The nation has always had an informal economy manifested in the many “partner” arrangements, known by different names in different communities, as well as those who live by making cash transactions and avoiding the formal banking sector. This situation is made worse by the draconian regulations governing the banking sector, and which still leaves a significant percentage of Jamaicans without any connection to the banking sector. It means that there is a section of the economy whose contribution to the formal economy is a matter of conjecture.

While the term 'informal' may not be used in relation to other dynamics, it speaks of a subculture which is setting the agenda and tone of life in the society which is now in clear defiance of the law and holding devastating potential for our nation. As yet, it is evident that they are moving ahead of the system of governance. In this regard, I must observe that it has been quite a while since the nation has been hearing about the tabling of revised legislation related to the road traffic regulations by which the authorities hope to create law-abiding citizens regarding conduct on our roads. In the meanwhile, there is an informal culture which is setting the rules of the road and which no law, draconian or otherwise, may be able to change in the foreseeable future. The violations are there for everyone to see, and each day new ones are created, but there seems to be no police presence at traffic lights when taxis ignore lanes and position themselves in the intersection ahead of waiting motorists, sometimes creating third lanes.

Today, many citizens are taking their cue from taxi drivers, and the evidence of middle-class complicity can be seen, for example, in Barbican every afternoon. We should not be surprised then to find that offending motorists with outstanding traffic tickets can call the shots in terms of an amnesty, and licences can be given to taxi drivers to race ahead of the State-provided buses and defeat the viability of that transport system.

Perhaps my most troubling concern regarding the operations of an informal subculture was highlighted just over a week ago on a visit to Westmoreland.
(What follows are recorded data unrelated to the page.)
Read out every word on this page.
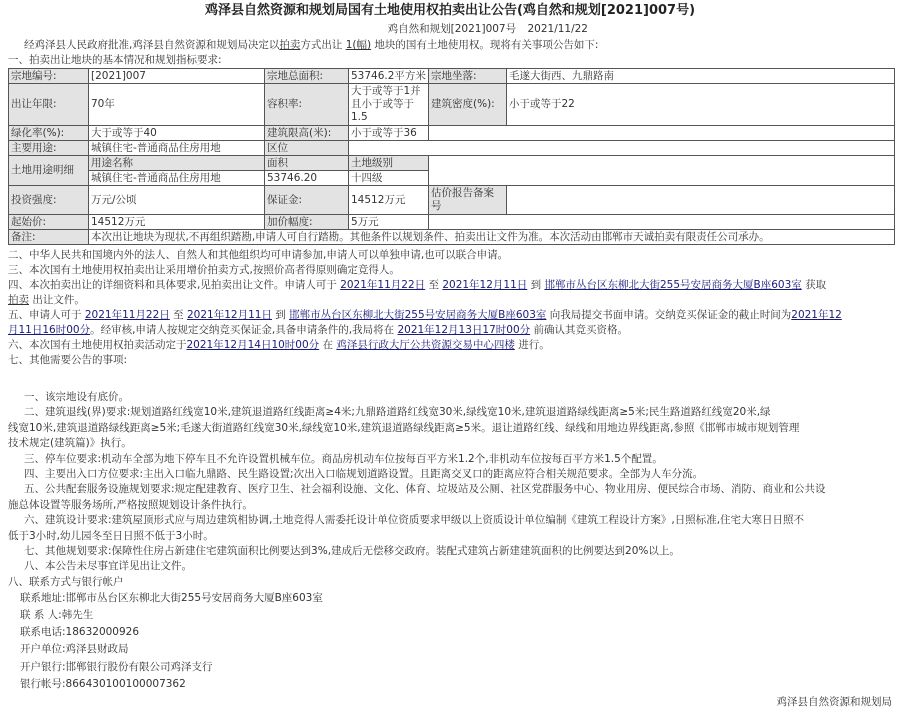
鸡泽县自然资源和规划局国有土地使用权拍卖出让公告(鸡自然和规划[2021]007号)
鸡自然和规划[2021]007号 2021/11/22
经鸡泽县人民政府批准,鸡泽县自然资源和规划局决定以拍卖方式出让 1(幅) 地块的国有土地使用权。现将有关事项公告如下:
一、拍卖出让地块的基本情况和规划指标要求:
宗地编号:	[2021]007	宗地总面积:	53746.2平方米	宗地坐落:	毛遂大街西、九鼎路南
出让年限:	70年	容积率:	大于或等于1并且小于或等于1.5	建筑密度(%):	小于或等于22
绿化率(%):	大于或等于40	建筑限高(米):	小于或等于36		
主要用途:	城镇住宅-普通商品住房用地	区位			
土地用途明细	用途名称	面积	土地级别		
	城镇住宅-普通商品住房用地	53746.20	十四级		
投资强度:	万元/公顷	保证金:	14512万元	估价报告备案号	
起始价:	14512万元	加价幅度:	5万元		
备注:	本次出让地块为现状,不再组织踏勘,申请人可自行踏勘。其他条件以规划条件、拍卖出让文件为准。本次活动由邯郸市天诚拍卖有限责任公司承办。				
二、中华人民共和国境内外的法人、自然人和其他组织均可申请参加,申请人可以单独申请,也可以联合申请。
三、本次国有土地使用权拍卖出让采用增价拍卖方式,按照价高者得原则确定竞得人。
四、本次拍卖出让的详细资料和具体要求,见拍卖出让文件。申请人可于 2021年11月22日 至 2021年12月11日 到 邯郸市丛台区东柳北大街255号安居商务大厦B座603室 获取
拍卖 出让文件。
五、申请人可于 2021年11月22日 至 2021年12月11日 到 邯郸市丛台区东柳北大街255号安居商务大厦B座603室 向我局提交书面申请。交纳竞买保证金的截止时间为2021年12
月11日16时00分。经审核,申请人按规定交纳竞买保证金,具备申请条件的,我局将在 2021年12月13日17时00分 前确认其竞买资格。
六、本次国有土地使用权拍卖活动定于2021年12月14日10时00分 在 鸡泽县行政大厅公共资源交易中心四楼 进行。
七、其他需要公告的事项:
一、该宗地设有底价。
二、建筑退线(界)要求:规划道路红线宽10米,建筑退道路红线距离≥4米;九鼎路道路红线宽30米,绿线宽10米,建筑退道路绿线距离≥5米;民生路道路红线宽20米,绿
线宽10米,建筑退道路绿线距离≥5米;毛遂大街道路红线宽30米,绿线宽10米,建筑退道路绿线距离≥5米。退让道路红线、绿线和用地边界线距离,参照《邯郸市城市规划管理
技术规定(建筑篇)》执行。
三、停车位要求:机动车全部为地下停车且不允许设置机械车位。商品房机动车位按每百平方米1.2个,非机动车位按每百平方米1.5个配置。
四、主要出入口方位要求:主出入口临九鼎路、民生路设置;次出入口临规划道路设置。且距离交叉口的距离应符合相关规范要求。全部为人车分流。
五、公共配套服务设施规划要求:规定配建教育、医疗卫生、社会福利设施、文化、体育、垃圾站及公厕、社区党群服务中心、物业用房、便民综合市场、消防、商业和公共设
施总体设置等服务场所,严格按照规划设计条件执行。
六、建筑设计要求:建筑屋顶形式应与周边建筑相协调,土地竞得人需委托设计单位资质要求甲级以上资质设计单位编制《建筑工程设计方案》,日照标准,住宅大寒日日照不
低于3小时,幼儿园冬至日日照不低于3小时。
七、其他规划要求:保障性住房占新建住宅建筑面积比例要达到3%,建成后无偿移交政府。装配式建筑占新建建筑面积的比例要达到20%以上。
八、本公告未尽事宜详见出让文件。
八、联系方式与银行帐户
联系地址:邯郸市丛台区东柳北大街255号安居商务大厦B座603室
联 系 人:韩先生
联系电话:18632000926
开户单位:鸡泽县财政局
开户银行:邯郸银行股份有限公司鸡泽支行
银行帐号:866430100100007362
鸡泽县自然资源和规划局
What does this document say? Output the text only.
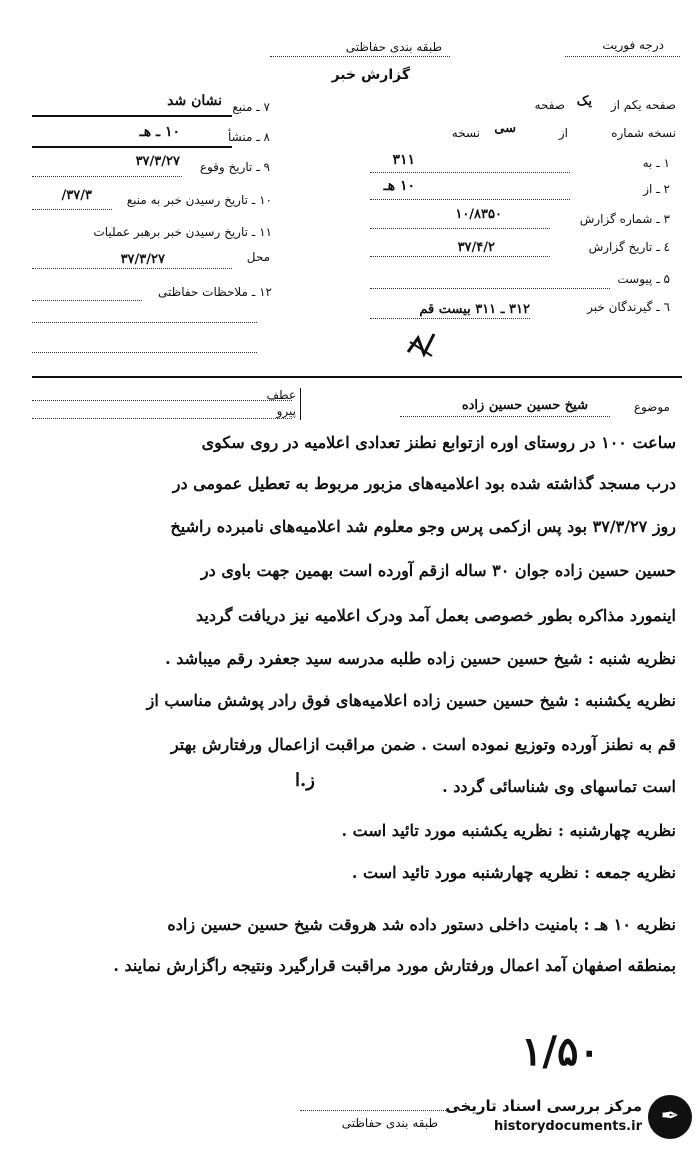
درجه فوریت
طبقه بندی حفاظتی
گزارش خبر
۷ ـ منبع
نشان شد
۸ ـ منشأ
۱۰ ـ هـ
۹ ـ تاریخ وقوع
۳۷/۳/۲۷
۱۰ ـ تاریخ رسیدن خبر به منبع
۳۷/۳/
۱۱ ـ تاریخ رسیدن خبر برهبر عملیات
محل
۳۷/۳/۲۷
۱۲ ـ ملاحظات حفاظتی
صفحه یکم از
یک
صفحه
نسخه شماره
از
سی
نسخه
۱ ـ به
۳۱۱
۲ ـ از
۱۰ هـ
۳ ـ شماره گزارش
۱۰/۸۳۵۰
٤ ـ تاریخ گزارش
۳۷/۴/۲
۵ ـ پیوست
٦ ـ گیرندگان خبر
۳۱۲ ـ ۳۱۱ بیست قم
موضوع
شیخ حسین حسین زاده
عطف
پیرو
ساعت ۱۰۰ در روستای اوره ازتوابع نطنز تعدادی اعلامیه در روی سکوی
درب مسجد گذاشته شده بود اعلامیه‌های مزبور مربوط به تعطیل عمومی در
روز ۳۷/۳/۲۷ بود پس ازکمی پرس وجو معلوم شد اعلامیه‌های نامبرده راشیخ
حسین حسین زاده جوان ۳۰ ساله ازقم آورده است بهمین جهت باوی در
اینمورد مذاکره بطور خصوصی بعمل آمد ودرک اعلامیه نیز دریافت گردید
نظریه شنبه : شیخ حسین حسین زاده طلبه مدرسه سید جعفرد رقم میباشد .
نظریه یکشنبه : شیخ حسین حسین زاده اعلامیه‌های فوق رادر پوشش مناسب از
قم به نطنز آورده وتوزیع نموده است . ضمن مراقبت ازاعمال ورفتارش بهتر
است تماسهای وی شناسائی گردد .
ز.ا
نظریه چهارشنبه : نظریه یکشنبه مورد تائید است .
نظریه جمعه : نظریه چهارشنبه مورد تائید است .
نظریه ۱۰ هـ : بامنیت داخلی دستور داده شد هروقت شیخ حسین حسین زاده
بمنطقه اصفهان آمد اعمال ورفتارش مورد مراقبت قرارگیرد ونتیجه راگزارش نمایند .
۱/۵۰
طبقه بندی حفاظتی	✒
مرکز بررسی اسناد تاریخی
historydocuments.ir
There I learnt of the brazen young men who have ridden through Petersfield and Little London, and other communities, by day and by night, displaying their high-powered weapons and shooting in the air to terrorise and intimidate the residents. Not surprisingly, those who will talk about their experience do so in hushed tones, suggesting an element of accommodation induced by fear or acquiescence. Additionally, I was privy to social media pictures which show young women also holding high-powered weapons almost the same length as their height. What is clear in all of this is that those who are the players in this subculture are in defiance of the State and the law. It does not matter what statistics come from the Ministry of National Security or from the police high command, they intend to tell a different story, one of defiance.

The question is, how shall we deal with this subculture, whether defined as informal or not? The fact is that they exist, they have influence, and they have power (of money and guns), and they are youth-based. It may be useful to recall that the office of “don” is a creation of the informal ordering of some communities in which the oversight of governance was weak, and that the role played by dons in many of these communities is hair-raising, even as the residents acquiesced to the system or fiercely defended it.

And yet it was only a few months ago that this nation was having a debate as to whether contracts for the development of downtown Kingston should be negotiated with dons being a party to the same. Given the way in which governance has responded to the emergence of these informal entities and subcultures, will we once again see an accommodation to this latest development among the youth, or will we as citizens and those in governance say that there will be no triumph here for those who are in violation of the law? The alternative is too frightening to contemplate.

Right Reverend Howard Gregory is the Anglican Bishop of Jamaica and the Cayman Islands.